Part of why that works is that its framework is something you have been trained to predict. Not just games in general and their many contrivances you may have taken for granted that facilitate you just Getting in There, but the point-and-click structure is perhaps the most traditional style of game many players are familiar with. It is first generation gaming exemplified.
But everything about KRZ is in spite of that tradition. Or rather, the sentiment it evokes is not only traditional. Amidst the timeless stories of corporate greed and loss of status and the crushing of any number of faceless souls, it makes it timely. Each episode feels like a mile marker of our collective consciousness from simply enduring the past decade of socioeconomic and political turmoil.
I will say, though, that this act is the largest departure of any non-interlude release before it. Not just in terms of the mechanics of the game but also the mechanics of the narrative. In a series of episodic experiences that constantly toyed with your perception of Conway’s time in this serially detached reality, this final episode twists itself around the knife as well.
And it’s a propulsive thought. Not necessarily empowering as it is, I guess, goading. Across the myriad concepts KRZ bears down on with its considerable and thoughtful weight, no particular notion stands out as much as the one that we are complicit in a system of broken promises. From the tokens in the mine to the abandoned forest houses to the slumping barfly, we are the ones who accept the unacceptable consequences so long as they are not hung around our neck.

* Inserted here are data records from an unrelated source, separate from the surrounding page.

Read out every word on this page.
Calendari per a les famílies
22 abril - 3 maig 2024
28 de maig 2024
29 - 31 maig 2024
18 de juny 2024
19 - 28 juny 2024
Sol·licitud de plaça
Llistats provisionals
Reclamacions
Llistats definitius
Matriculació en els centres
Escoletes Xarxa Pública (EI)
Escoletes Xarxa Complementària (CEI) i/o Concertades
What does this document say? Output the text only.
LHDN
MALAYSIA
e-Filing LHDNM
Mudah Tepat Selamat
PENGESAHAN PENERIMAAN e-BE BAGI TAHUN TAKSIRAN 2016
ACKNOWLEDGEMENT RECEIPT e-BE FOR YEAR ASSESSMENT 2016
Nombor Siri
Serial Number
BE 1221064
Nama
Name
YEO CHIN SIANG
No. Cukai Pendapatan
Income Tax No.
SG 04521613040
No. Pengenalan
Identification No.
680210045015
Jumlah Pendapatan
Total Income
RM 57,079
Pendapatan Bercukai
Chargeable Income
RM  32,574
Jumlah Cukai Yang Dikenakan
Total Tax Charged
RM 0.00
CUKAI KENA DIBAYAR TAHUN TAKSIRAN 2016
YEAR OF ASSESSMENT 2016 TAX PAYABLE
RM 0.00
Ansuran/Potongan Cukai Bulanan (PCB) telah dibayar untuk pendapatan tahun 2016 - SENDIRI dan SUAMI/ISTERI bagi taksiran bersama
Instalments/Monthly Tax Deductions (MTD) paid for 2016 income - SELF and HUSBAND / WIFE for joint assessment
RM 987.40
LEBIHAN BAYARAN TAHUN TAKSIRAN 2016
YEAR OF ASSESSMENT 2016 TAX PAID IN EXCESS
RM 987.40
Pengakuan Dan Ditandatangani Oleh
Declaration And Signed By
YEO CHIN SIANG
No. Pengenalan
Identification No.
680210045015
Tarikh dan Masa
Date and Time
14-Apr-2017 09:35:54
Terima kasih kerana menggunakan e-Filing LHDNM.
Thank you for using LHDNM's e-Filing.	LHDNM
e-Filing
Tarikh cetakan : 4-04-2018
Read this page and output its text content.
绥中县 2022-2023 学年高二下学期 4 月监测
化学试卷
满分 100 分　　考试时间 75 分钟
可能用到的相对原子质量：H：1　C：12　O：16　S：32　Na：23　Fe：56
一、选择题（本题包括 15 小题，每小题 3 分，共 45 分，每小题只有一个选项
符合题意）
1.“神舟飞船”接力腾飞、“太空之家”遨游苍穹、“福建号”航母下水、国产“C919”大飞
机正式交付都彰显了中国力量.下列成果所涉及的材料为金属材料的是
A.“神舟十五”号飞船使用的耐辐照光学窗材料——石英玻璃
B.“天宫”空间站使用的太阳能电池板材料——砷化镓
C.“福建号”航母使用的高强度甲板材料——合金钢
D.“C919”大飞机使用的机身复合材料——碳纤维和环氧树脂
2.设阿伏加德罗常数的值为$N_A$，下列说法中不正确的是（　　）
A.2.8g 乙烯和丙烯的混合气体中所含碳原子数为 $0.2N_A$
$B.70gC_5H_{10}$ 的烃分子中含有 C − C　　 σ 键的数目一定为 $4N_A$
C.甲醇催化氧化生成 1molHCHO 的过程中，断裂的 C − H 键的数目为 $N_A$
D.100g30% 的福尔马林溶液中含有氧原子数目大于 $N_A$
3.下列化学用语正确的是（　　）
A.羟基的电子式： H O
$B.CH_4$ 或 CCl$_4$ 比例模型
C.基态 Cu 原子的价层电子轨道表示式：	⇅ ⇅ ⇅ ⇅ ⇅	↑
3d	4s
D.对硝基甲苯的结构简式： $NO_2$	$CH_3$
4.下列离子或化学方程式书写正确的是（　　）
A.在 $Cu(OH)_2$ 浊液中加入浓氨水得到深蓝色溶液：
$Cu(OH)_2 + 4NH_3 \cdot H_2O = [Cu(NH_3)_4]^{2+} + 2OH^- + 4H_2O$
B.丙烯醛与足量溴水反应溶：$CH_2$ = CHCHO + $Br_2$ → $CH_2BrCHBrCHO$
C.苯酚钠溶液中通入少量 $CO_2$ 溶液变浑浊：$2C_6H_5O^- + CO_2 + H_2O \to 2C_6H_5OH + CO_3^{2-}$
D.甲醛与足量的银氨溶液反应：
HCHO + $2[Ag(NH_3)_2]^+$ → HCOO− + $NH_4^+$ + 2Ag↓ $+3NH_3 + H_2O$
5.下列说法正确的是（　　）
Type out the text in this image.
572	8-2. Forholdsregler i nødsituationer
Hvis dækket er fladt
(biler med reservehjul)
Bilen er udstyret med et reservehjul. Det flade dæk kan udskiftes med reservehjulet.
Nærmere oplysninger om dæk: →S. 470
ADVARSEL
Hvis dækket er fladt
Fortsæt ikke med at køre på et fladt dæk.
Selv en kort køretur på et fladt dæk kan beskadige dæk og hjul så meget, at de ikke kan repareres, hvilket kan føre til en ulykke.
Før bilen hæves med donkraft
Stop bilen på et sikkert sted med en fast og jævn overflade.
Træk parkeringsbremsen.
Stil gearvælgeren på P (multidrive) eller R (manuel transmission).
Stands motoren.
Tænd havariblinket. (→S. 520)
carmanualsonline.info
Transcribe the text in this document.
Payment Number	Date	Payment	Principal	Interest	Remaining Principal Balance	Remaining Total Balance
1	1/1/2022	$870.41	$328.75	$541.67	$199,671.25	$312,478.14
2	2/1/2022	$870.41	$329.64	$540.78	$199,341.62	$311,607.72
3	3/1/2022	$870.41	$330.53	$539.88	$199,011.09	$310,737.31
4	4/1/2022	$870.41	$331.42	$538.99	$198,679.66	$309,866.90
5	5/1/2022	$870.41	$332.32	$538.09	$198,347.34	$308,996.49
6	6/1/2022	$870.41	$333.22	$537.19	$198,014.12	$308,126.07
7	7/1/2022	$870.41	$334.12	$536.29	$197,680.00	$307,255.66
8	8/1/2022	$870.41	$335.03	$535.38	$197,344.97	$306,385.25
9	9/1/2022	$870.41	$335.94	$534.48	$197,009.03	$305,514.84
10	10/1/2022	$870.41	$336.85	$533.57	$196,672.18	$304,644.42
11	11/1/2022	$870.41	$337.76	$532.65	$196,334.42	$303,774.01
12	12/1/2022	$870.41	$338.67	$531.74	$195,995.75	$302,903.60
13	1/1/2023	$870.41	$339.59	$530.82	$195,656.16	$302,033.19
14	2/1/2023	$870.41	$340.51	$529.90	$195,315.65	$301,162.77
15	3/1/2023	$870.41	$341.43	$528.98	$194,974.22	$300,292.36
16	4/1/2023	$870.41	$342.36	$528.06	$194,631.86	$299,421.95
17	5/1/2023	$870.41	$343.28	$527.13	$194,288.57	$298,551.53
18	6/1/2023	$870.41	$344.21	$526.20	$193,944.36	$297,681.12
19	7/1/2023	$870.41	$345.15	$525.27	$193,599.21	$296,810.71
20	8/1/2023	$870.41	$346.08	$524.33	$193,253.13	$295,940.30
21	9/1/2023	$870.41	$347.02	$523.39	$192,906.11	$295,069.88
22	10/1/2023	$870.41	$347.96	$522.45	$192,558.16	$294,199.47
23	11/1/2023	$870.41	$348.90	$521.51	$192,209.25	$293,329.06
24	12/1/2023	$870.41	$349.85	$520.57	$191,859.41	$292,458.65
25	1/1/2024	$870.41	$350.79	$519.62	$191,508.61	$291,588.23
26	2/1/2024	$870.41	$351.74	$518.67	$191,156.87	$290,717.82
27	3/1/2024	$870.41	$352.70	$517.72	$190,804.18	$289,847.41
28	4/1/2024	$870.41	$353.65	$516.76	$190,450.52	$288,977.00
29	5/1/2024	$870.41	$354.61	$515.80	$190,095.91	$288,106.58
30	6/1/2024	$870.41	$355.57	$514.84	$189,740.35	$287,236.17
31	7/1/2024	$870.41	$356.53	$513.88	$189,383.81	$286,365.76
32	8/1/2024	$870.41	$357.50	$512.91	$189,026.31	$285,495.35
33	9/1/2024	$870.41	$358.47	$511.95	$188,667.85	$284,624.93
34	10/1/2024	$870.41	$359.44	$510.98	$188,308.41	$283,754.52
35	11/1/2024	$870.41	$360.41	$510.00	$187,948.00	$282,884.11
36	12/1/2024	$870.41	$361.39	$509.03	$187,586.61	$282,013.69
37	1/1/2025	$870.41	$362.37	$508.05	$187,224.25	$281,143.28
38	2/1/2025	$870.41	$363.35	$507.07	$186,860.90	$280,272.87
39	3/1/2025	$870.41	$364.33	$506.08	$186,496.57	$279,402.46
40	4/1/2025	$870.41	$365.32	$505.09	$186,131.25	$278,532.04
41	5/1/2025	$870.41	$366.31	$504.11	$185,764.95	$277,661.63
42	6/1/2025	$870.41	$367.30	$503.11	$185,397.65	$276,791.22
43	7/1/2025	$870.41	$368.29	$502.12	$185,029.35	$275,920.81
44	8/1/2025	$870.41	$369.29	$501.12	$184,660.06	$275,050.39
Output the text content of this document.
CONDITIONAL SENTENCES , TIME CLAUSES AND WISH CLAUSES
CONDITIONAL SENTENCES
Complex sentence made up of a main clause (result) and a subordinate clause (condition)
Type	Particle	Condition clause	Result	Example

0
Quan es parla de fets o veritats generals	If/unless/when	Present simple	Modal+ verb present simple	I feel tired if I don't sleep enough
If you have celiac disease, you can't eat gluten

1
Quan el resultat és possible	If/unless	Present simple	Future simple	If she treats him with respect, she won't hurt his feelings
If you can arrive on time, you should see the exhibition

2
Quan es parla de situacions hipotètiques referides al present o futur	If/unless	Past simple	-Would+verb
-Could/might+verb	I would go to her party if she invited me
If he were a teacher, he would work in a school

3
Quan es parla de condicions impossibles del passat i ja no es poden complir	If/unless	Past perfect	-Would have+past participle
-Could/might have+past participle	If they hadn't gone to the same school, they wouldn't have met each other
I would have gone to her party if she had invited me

The cost of wiping it away. The cost of trying again. The cost of fixing it. The debt is always there. But there’s a question there. There’s a blank space that capitalism has forced us to speed through—a quandary it’d rather us not consider. The question of who do we owe.
And it has worked for so long. Because they tell us and we listen. Rather than how the system let so many others down, we only hear that it can lift us up. Those people down there just played the game wrong, but play it right and, well…
That is the semblance of reality that the game holds onto. The ordinariness of its characters and tales of woe are extraordinary in that starkly spartan way, so much so that they keep a constant contrast with a more complex reality, a juxtaposition that holds the truth just barely out of frame but always in mind. It is the lie that we play into, the work where we keep ourselves down. We are only asking they hand us a shovel so we might bury ourselves better, and what we get in return is a demand to dig deeper.
With its closing moments, the game imagines something beautiful. Something forlorn and sentimental but beautiful all the same. And it wants to know—well, I won’t say what it wants to know. But Kentucky Route Zero is such a solemnly affirming experience that you can only let slip through gritted teeth and steely eyes a single and solitary yes.